I have recently started working with scRNA-seq data. I am following the tutorials by the creators of Seurat. In the final section titled "Assigning cell type identity to clusters", the authors mention that
Fortunately in the case of this dataset, we can use canonical markers to easily match the unbiased clustering to known cell types:
After this, they define a set of genes and the corresponding cell types and use that to annotate their dataset. I wanted to apply the same concept to a different scRNA-seq based breast cancer dataset. I derived the final list of clusters but got stuck while trying to manually annotate them. Basically, I have downloaded a list of markers (a matrix containing genes and cell types) from the Cell Marker database. I also have an expression matrix with rows as genes and columns as cells. Now how do I manually assign each cell to a particular cell type?
Manual annotation is a difficult task in that it requires you to have a clear idea of what cell types are present in your samples and what marker genes define them. If you're struggling with it, perhaps you could try an automatic annotation instead (eg SingleR).
The thing with SingleR is that I am not getting the cell types I am expecting given my data. For instance, I have breast cancer expression measurements, so I am expecting basal, luminal cell types. But SingleR is skipping those entirely for some reason.

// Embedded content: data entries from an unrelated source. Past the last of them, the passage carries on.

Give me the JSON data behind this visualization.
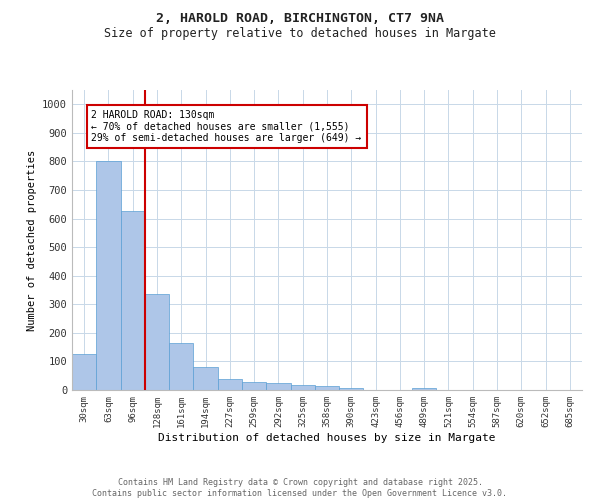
{
  "title1": "2, HAROLD ROAD, BIRCHINGTON, CT7 9NA",
  "title2": "Size of property relative to detached houses in Margate",
  "xlabel": "Distribution of detached houses by size in Margate",
  "ylabel": "Number of detached properties",
  "bar_labels": [
    "30sqm",
    "63sqm",
    "96sqm",
    "128sqm",
    "161sqm",
    "194sqm",
    "227sqm",
    "259sqm",
    "292sqm",
    "325sqm",
    "358sqm",
    "390sqm",
    "423sqm",
    "456sqm",
    "489sqm",
    "521sqm",
    "554sqm",
    "587sqm",
    "620sqm",
    "652sqm",
    "685sqm"
  ],
  "bar_values": [
    125,
    800,
    625,
    335,
    165,
    80,
    40,
    27,
    25,
    18,
    13,
    6,
    1,
    0,
    8,
    0,
    0,
    0,
    0,
    0,
    0
  ],
  "bar_color": "#aec6e8",
  "bar_edge_color": "#5a9fd4",
  "property_line_color": "#cc0000",
  "property_line_x": 2.5,
  "annotation_text": "2 HAROLD ROAD: 130sqm\n← 70% of detached houses are smaller (1,555)\n29% of semi-detached houses are larger (649) →",
  "annotation_box_color": "#ffffff",
  "annotation_box_edge": "#cc0000",
  "ylim": [
    0,
    1050
  ],
  "yticks": [
    0,
    100,
    200,
    300,
    400,
    500,
    600,
    700,
    800,
    900,
    1000
  ],
  "footer1": "Contains HM Land Registry data © Crown copyright and database right 2025.",
  "footer2": "Contains public sector information licensed under the Open Government Licence v3.0.",
  "bg_color": "#ffffff",
  "grid_color": "#c8d8e8"
}
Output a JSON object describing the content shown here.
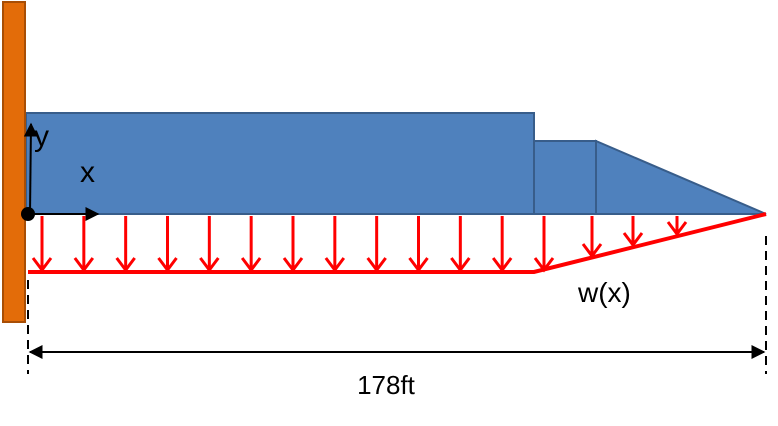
{
  "labels": {
    "y_axis": "y",
    "x_axis": "x",
    "load": "w(x)",
    "length": "178ft"
  },
  "colors": {
    "wall": "#e36c09",
    "wall_stroke": "#a84e05",
    "beam": "#4f81bd",
    "beam_stroke": "#385d8a",
    "load": "#ff0000",
    "ink": "#000000"
  },
  "load": {
    "arrow_count_uniform": 13,
    "arrow_count_tapered": 3
  }
}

I think you can use an ad hoc dataset to infer cell types in singleR. So in your case, you could use a public scRNA-seq of breast cancer patients in which they identified these subtypes. Or otherwise you could use some marker genes, if these are well described.
There can be several reasons for that:
SingleR will only work well if your reference data set encompasses the cell types that you have in your target data set. You could try to find an annotated single-cell reference data set from the literature that deals with very similar cell types.